Honestly, I think the best you can do is just be honest with him. You said he's been moving slowly to make you comfortable. You still seem to be uncomfortable, so you could ask him to keep taking things slowly? 
Thank you so much. This has honestly helped me a million! 
ImperialNokhtis's avatar
Why don't you tell him that. Communication and honesty is important. I would also keep in mind that being scared of new things will happen with absolutely everything. Sometimes you have to take risks. Trust your gut, use your head, be responsible and you have nothing at all to worry about. 
I can talk to him through text easy enough but whenever we come face to face I just freeze
That is great advice, it really is, but how do I start being able to talk to him again?
ImperialNokhtis's avatar
You do something hard that you don't want to do. There are many ways to do this, some of the easier ways are IMing on your favorite chat website or facebook, write a note, text on your phone, skype each other, small things that give you time to organize your thoughts and hide the embarrassment on your face. If you're more daring you could do it face to face and/or call each other on the phone that way you have a more personal connection and have real human feelings being spread and can personally comfort  each other. 

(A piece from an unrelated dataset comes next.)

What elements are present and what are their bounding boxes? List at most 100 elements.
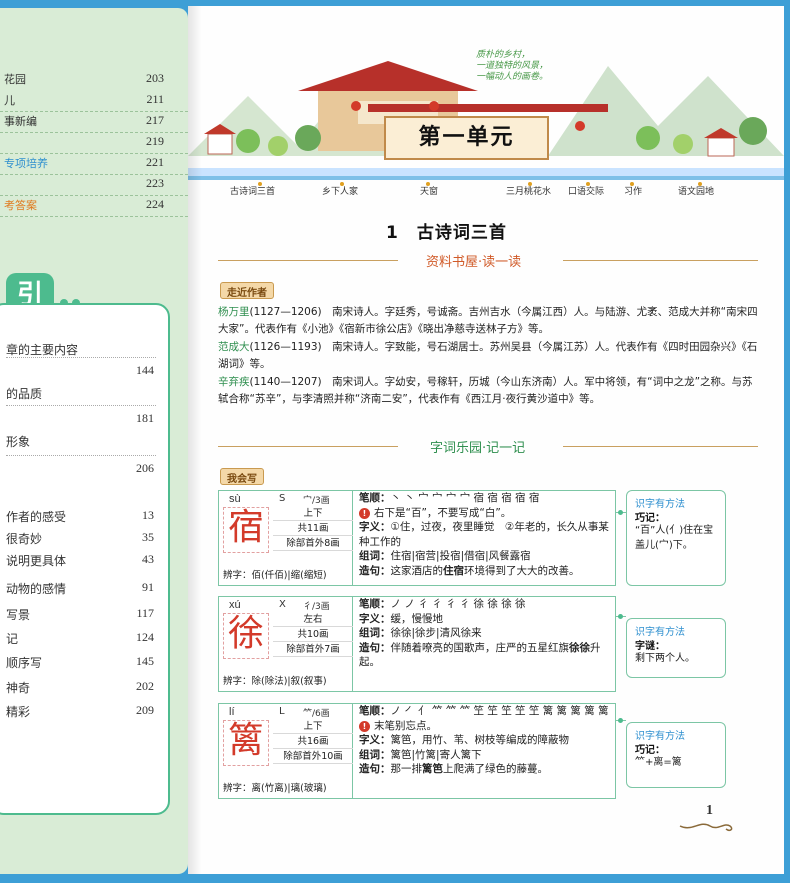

 I also suggest that you get back together, even if down the road you break up again and it becomes meaningless or don't trying things again when you fail the first time will help you be less scared and gives you practice for commitments. 
school is starting for us in a couple of days and that may make it easier for me to face him and actually talk to him. Ill try my best to talk to him normally and we probably will hopefully get back together again. 
Izanami-No-Kami's avatar
What're you afraid of?
- has something happened?  (in past or smth)
Nothing has happened. He's been moving extremely slow for me so that I can feel comfortable. I think Im afraid for several different reasons. 1. Ive never been in a relationship before and Im going to mess up somehow 2. Im completely different from all the other girls he has dated 3. Im afraid of losing my best friend who has always been there for me
Izanami-No-Kami's avatar
- Being in a  relationship isn't so much different,  then being friend with someone.

- You shouldn't  be worried about being different ..it what makes you : YOU..
(It's better to be loved,liked for who you are, than someone you're not.)

- Just jump into it, if you keep ruing away,
it will only get worse..(fear grows when you run)
You're right. I really shouldn't be worried about being different and I shouldn't run away(literally and figuratively).